Ruth Prawer Jhabvala, the only person to have won Oscar and Booker, dies aged 85
Novelist Ruth Prawer Jhabvala, whose scripts for Howards End and A Room With A View earned her two Oscars, has died at home in New York at the age of 85.
Ruth Prawer Jhabvala made more than 20 films with producer Ismail Merchant and director James Ivory over 40 years.
The writer also won the Booker Prize for her 1975 novel Heat and Dust, meaning she was the only person to have won an Oscar and the Booker.
Born in Germany, Ruth Prawer Jhabvala fled the Nazis as a schoolgirl in 1939 with her parents and brother to begin a new life in Britain.

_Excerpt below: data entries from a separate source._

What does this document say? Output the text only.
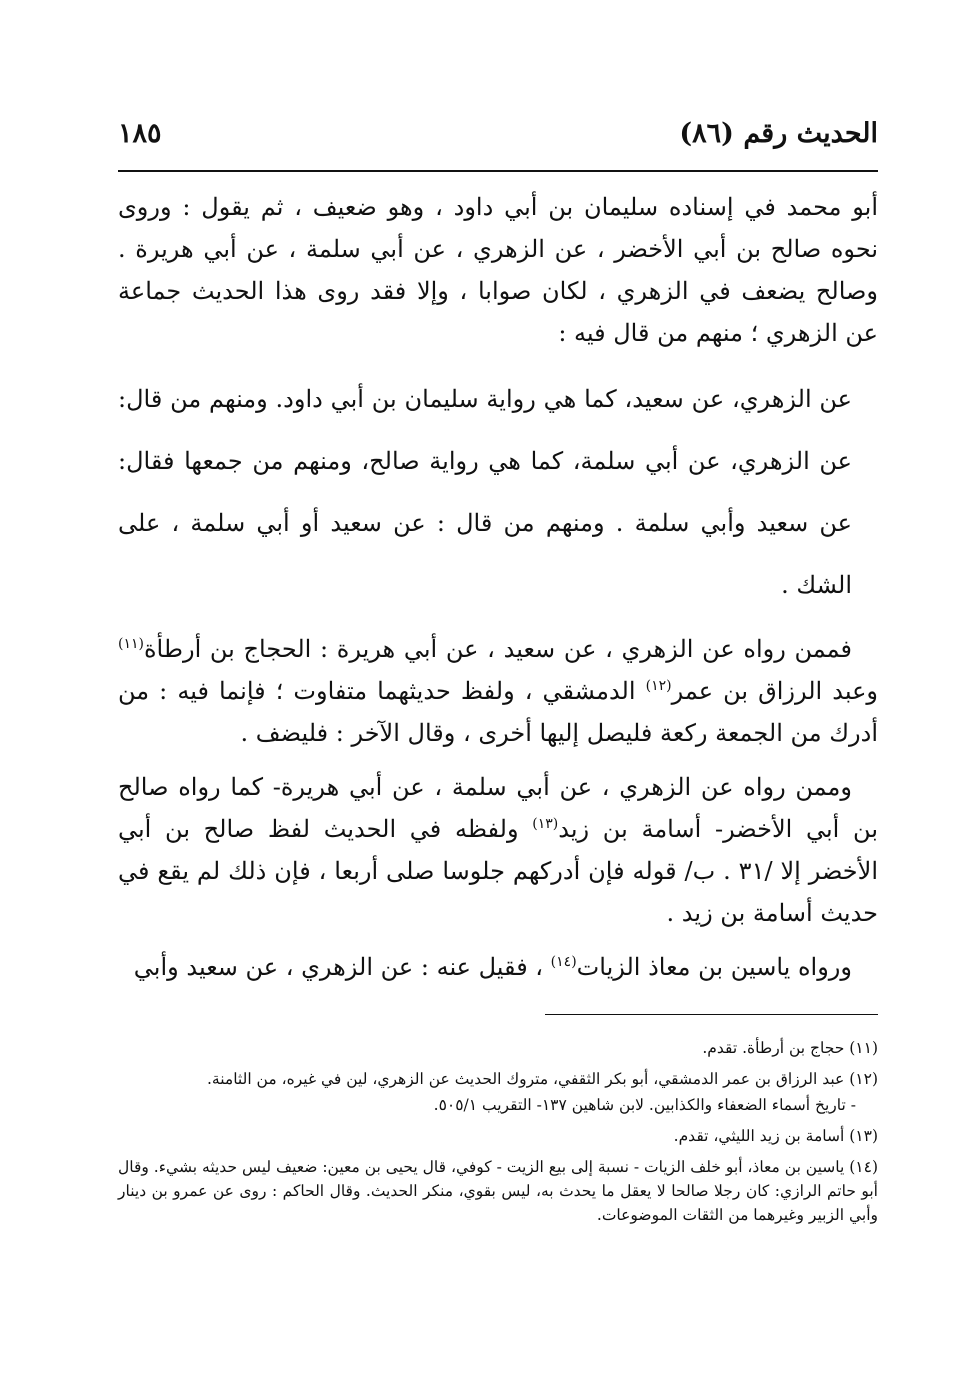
الحديث رقم (٨٦)
١٨٥

أبو محمد في إسناده سليمان بن أبي داود ، وهو ضعيف ، ثم يقول : وروى نحوه صالح بن أبي الأخضر ، عن الزهري ، عن أبي سلمة ، عن أبي هريرة . وصالح يضعف في الزهري ، لكان صوابا ، وإلا فقد روى هذا الحديث جماعة عن الزهري ؛ منهم من قال فيه :

عن الزهري، عن سعيد، كما هي رواية سليمان بن أبي داود. ومنهم من قال: عن الزهري، عن أبي سلمة، كما هي رواية صالح، ومنهم من جمعها فقال: عن سعيد وأبي سلمة . ومنهم من قال : عن سعيد أو أبي سلمة ، على الشك .

فممن رواه عن الزهري ، عن سعيد ، عن أبي هريرة : الحجاج بن أرطأة$^{(١١)}$ وعبد الرزاق بن عمر$^{(١٢)}$ الدمشقي ، ولفظ حديثهما متفاوت ؛ فإنما فيه : من أدرك من الجمعة ركعة فليصل إليها أخرى ، وقال الآخر : فليضف .

وممن رواه عن الزهري ، عن أبي سلمة ، عن أبي هريرة- كما رواه صالح بن أبي الأخضر- أسامة بن زيد$^{(١٣)}$ ولفظه في الحديث لفظ صالح بن أبي الأخضر إلا /٣١ . ب/ قوله فإن أدركهم جلوسا صلى أربعا ، فإن ذلك لم يقع في حديث أسامة بن زيد .

ورواه ياسين بن معاذ الزيات$^{(١٤)}$ ، فقيل عنه : عن الزهري ، عن سعيد وأبي

(١١) حجاج بن أرطأة. تقدم.

(١٢) عبد الرزاق بن عمر الدمشقي، أبو بكر الثقفي، متروك الحديث عن الزهري، لين في غيره، من الثامنة.

- تاريخ أسماء الضعفاء والكذابين. لابن شاهين ١٣٧- التقريب ٥٠٥/١.

(١٣) أسامة بن زيد الليثي، تقدم.

(١٤) ياسين بن معاذ، أبو خلف الزيات - نسبة إلى بيع الزيت - كوفي، قال يحيى بن معين: ضعيف ليس حديثه بشيء. وقال أبو حاتم الرازي: كان رجلا صالحا لا يعقل ما يحدث به، ليس بقوي، منكر الحديث. وقال الحاكم : روى عن عمرو بن دينار وأبي الزبير وغيرهما من الثقات الموضوعات.
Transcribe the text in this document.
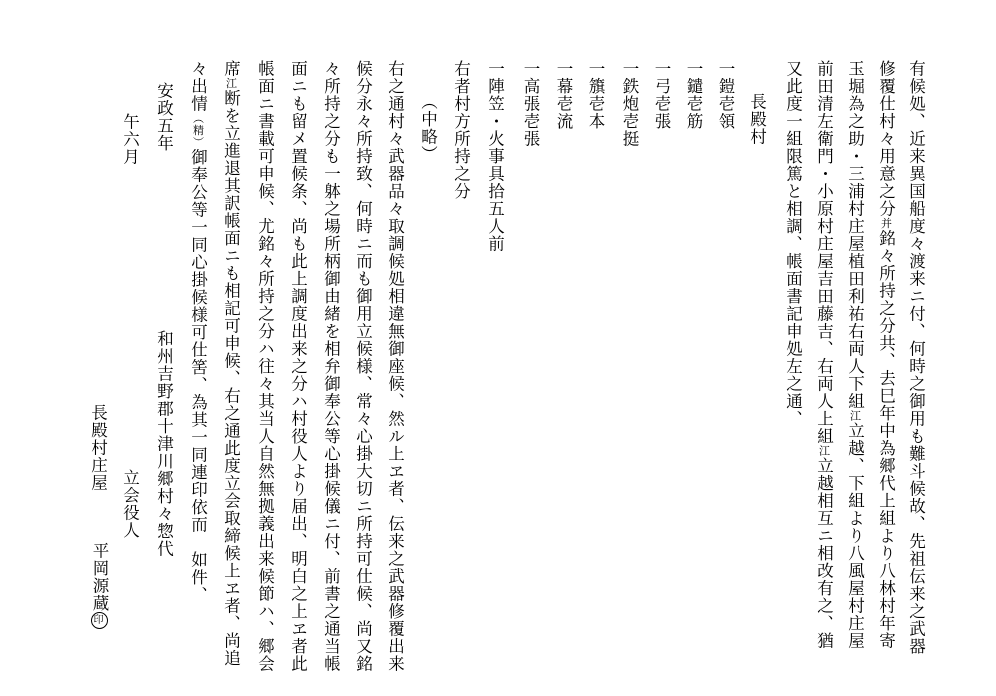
有候処、近来異国船度々渡来ニ付、何時之御用も難斗候故、先祖伝来之武器
修覆仕村々用意之分并銘々所持之分共、去巳年中為郷代上組より八林村年寄
玉堀為之助・三浦村庄屋植田利祐右両人下組江立越、下組より八風屋村庄屋
前田清左衛門・小原村庄屋吉田藤吉、右両人上組江立越相互ニ相改有之、猶
又此度一組限篤と相調、帳面書記申処左之通、
長殿村
一鎧壱領
一鑓壱筋
一弓壱張
一鉄炮壱挺
一籏壱本
一幕壱流
一高張壱張
一陣笠・火事具拾五人前
右者村方所持之分
（中略）
右之通村々武器品々取調候処相違無御座候、然ル上ヱ者、伝来之武器修覆出来
候分永々所持致、何時ニ而も御用立候様、常々心掛大切ニ所持可仕候、尚又銘
々所持之分も一躰之場所柄御由緒を相弁御奉公等心掛候儀ニ付、前書之通当帳
面ニも留メ置候条、尚も此上調度出来之分ハ村役人より届出、明白之上ヱ者此
帳面ニ書載可申候、尤銘々所持之分ハ往々其当人自然無拠義出来候節ハ、郷会
席江断を立進退其訳帳面ニも相記可申候、右之通此度立会取締候上ヱ者、尚追
々出情（精）御奉公等一同心掛候様可仕筈、為其一同連印依而　如件、
安政五年
午六月
和州吉野郡十津川郷村々惣代
立会役人
長殿村庄屋
平岡源蔵印
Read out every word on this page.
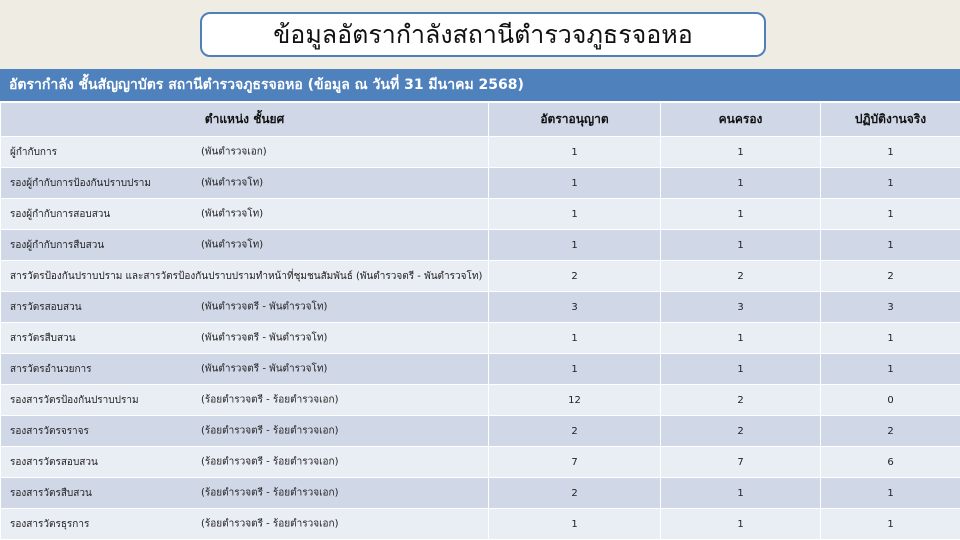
ข้อมูลอัตรากำลังสถานีตำรวจภูธรจอหอ
อัตรากำลัง ชั้นสัญญาบัตร สถานีตำรวจภูธรจอหอ (ข้อมูล ณ วันที่ 31 มีนาคม 2568)
ตำแหน่ง ชั้นยศ	อัตราอนุญาต	คนครอง	ปฏิบัติงานจริง
ผู้กำกับการ (พันตำรวจเอก)	1	1	1
รองผู้กำกับการป้องกันปราบปราม (พันตำรวจโท)	1	1	1
รองผู้กำกับการสอบสวน (พันตำรวจโท)	1	1	1
รองผู้กำกับการสืบสวน (พันตำรวจโท)	1	1	1
สารวัตรป้องกันปราบปราม และสารวัตรป้องกันปราบปรามทำหน้าที่ชุมชนสัมพันธ์ (พันตำรวจตรี - พันตำรวจโท)	2	2	2
สารวัตรสอบสวน (พันตำรวจตรี - พันตำรวจโท)	3	3	3
สารวัตรสืบสวน (พันตำรวจตรี - พันตำรวจโท)	1	1	1
สารวัตรอำนวยการ (พันตำรวจตรี - พันตำรวจโท)	1	1	1
รองสารวัตรป้องกันปราบปราม (ร้อยตำรวจตรี - ร้อยตำรวจเอก)	12	2	0
รองสารวัตรจราจร (ร้อยตำรวจตรี - ร้อยตำรวจเอก)	2	2	2
รองสารวัตรสอบสวน (ร้อยตำรวจตรี - ร้อยตำรวจเอก)	7	7	6
รองสารวัตรสืบสวน (ร้อยตำรวจตรี - ร้อยตำรวจเอก)	2	1	1
รองสารวัตรธุรการ (ร้อยตำรวจตรี - ร้อยตำรวจเอก)	1	1	1
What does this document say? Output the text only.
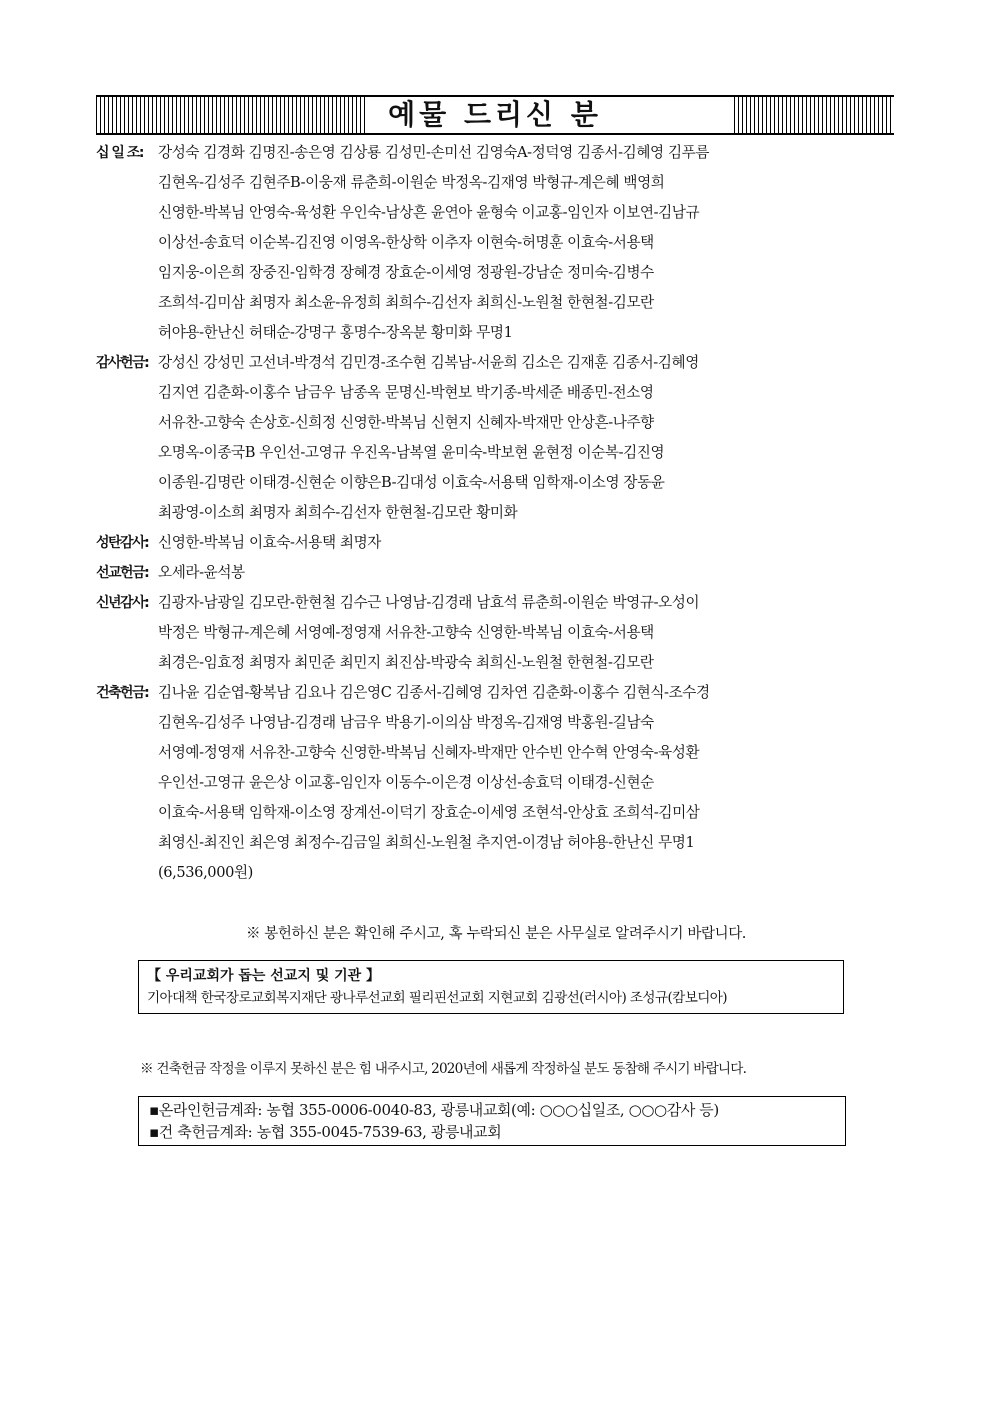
예물 드리신 분
십 일 조:	강성숙 김경화 김명진-송은영 김상룡 김성민-손미선 김영숙A-정덕영 김종서-김혜영 김푸름
김현옥-김성주 김현주B-이웅재 류춘희-이원순 박정옥-김재영 박형규-계은혜 백영희
신영한-박복님 안영숙-육성환 우인숙-남상흔 윤연아 윤형숙 이교홍-임인자 이보연-김남규
이상선-송효덕 이순복-김진영 이영옥-한상학 이추자 이현숙-허명훈 이효숙-서용택
임지웅-이은희 장중진-임학경 장혜경 장효순-이세영 정광원-강남순 정미숙-김병수
조희석-김미삼 최명자 최소윤-유정희 최희수-김선자 최희신-노원철 한현철-김모란
허야용-한난신 허태순-강명구 홍명수-장옥분 황미화 무명1
감사헌금: 강성신 강성민 고선녀-박경석 김민경-조수현 김복남-서윤희 김소은 김재훈 김종서-김혜영
김지연 김춘화-이홍수 남금우 남종옥 문명신-박현보 박기종-박세준 배종민-전소영
서유찬-고향숙 손상호-신희정 신영한-박복님 신현지 신혜자-박재만 안상흔-나주향
오명옥-이종국B 우인선-고영규 우진옥-남복열 윤미숙-박보현 윤현정 이순복-김진영
이종원-김명란 이태경-신현순 이향은B-김대성 이효숙-서용택 임학재-이소영 장동윤
최광영-이소희 최명자 최희수-김선자 한현철-김모란 황미화
성탄감사: 신영한-박복님 이효숙-서용택 최명자
선교헌금: 오세라-윤석봉
신년감사: 김광자-남광일 김모란-한현철 김수근 나영남-김경래 남효석 류춘희-이원순 박영규-오성이
박정은 박형규-계은혜 서영예-정영재 서유찬-고향숙 신영한-박복님 이효숙-서용택
최경은-임효정 최명자 최민준 최민지 최진삼-박광숙 최희신-노원철 한현철-김모란
건축헌금: 김나윤 김순엽-황복남 김요나 김은영C 김종서-김혜영 김차연 김춘화-이홍수 김현식-조수경
김현옥-김성주 나영남-김경래 남금우 박용기-이의삼 박정옥-김재영 박홍원-길남숙
서영예-정영재 서유찬-고향숙 신영한-박복님 신혜자-박재만 안수빈 안수혁 안영숙-육성환
우인선-고영규 윤은상 이교홍-임인자 이동수-이은경 이상선-송효덕 이태경-신현순
이효숙-서용택 임학재-이소영 장계선-이덕기 장효순-이세영 조현석-안상효 조희석-김미삼
최영신-최진인 최은영 최정수-김금일 최희신-노원철 추지연-이경남 허야용-한난신 무명1
(6,536,000원)
※ 봉헌하신 분은 확인해 주시고, 혹 누락되신 분은 사무실로 알려주시기 바랍니다.
【 우리교회가 돕는 선교지 및 기관 】
기아대책 한국장로교회복지재단 광나루선교회 필리핀선교회 지현교회 김광선(러시아) 조성규(캄보디아)
※ 건축헌금 작정을 이루지 못하신 분은 힘 내주시고, 2020년에 새롭게 작정하실 분도 동참해 주시기 바랍니다.
▪온라인헌금계좌: 농협 355-0006-0040-83, 광릉내교회(예: ○○○십일조, ○○○감사 등)
▪건 축헌금계좌: 농협 355-0045-7539-63, 광릉내교회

She spent much of her life in India.
Ruth Prawer Jhabvala had been suffering from a pulmonary disorder and is survived by husband Cyrus and daughters Renana, Ava and Firoza-Bibi.
After meeting her future husband in London, Ruth Prawer Jhabvala moved with him to his native India in the 1950s, where she was visited by Isamil Merchant and James Ivory to ask if they could make a film of her 1960 novel The Householder.
She agreed to write the screenplay and it was to mark the beginning of a fruitful partnership.
The trio’s films included A Room With a View and Howards End, for which Ruth Prawer Jhabvala collected the Academy Award in 1987 and 1993 respectively. Both were adapted from novels by EM Forster.
The novelist was nominated for a third Oscar in 1994 for the script for The Remains of the Day.
Actress Emma Thompson, who starred in The Remains of the Day and Howards End, said of Ruth Prawer Jhabvala in 1993: “She’s a novelist, so she understands the art of adapting novels better than most anyone else.
“She understands the process, the <<buzz of implication>> that surrounds words… Ruth understands it completely.”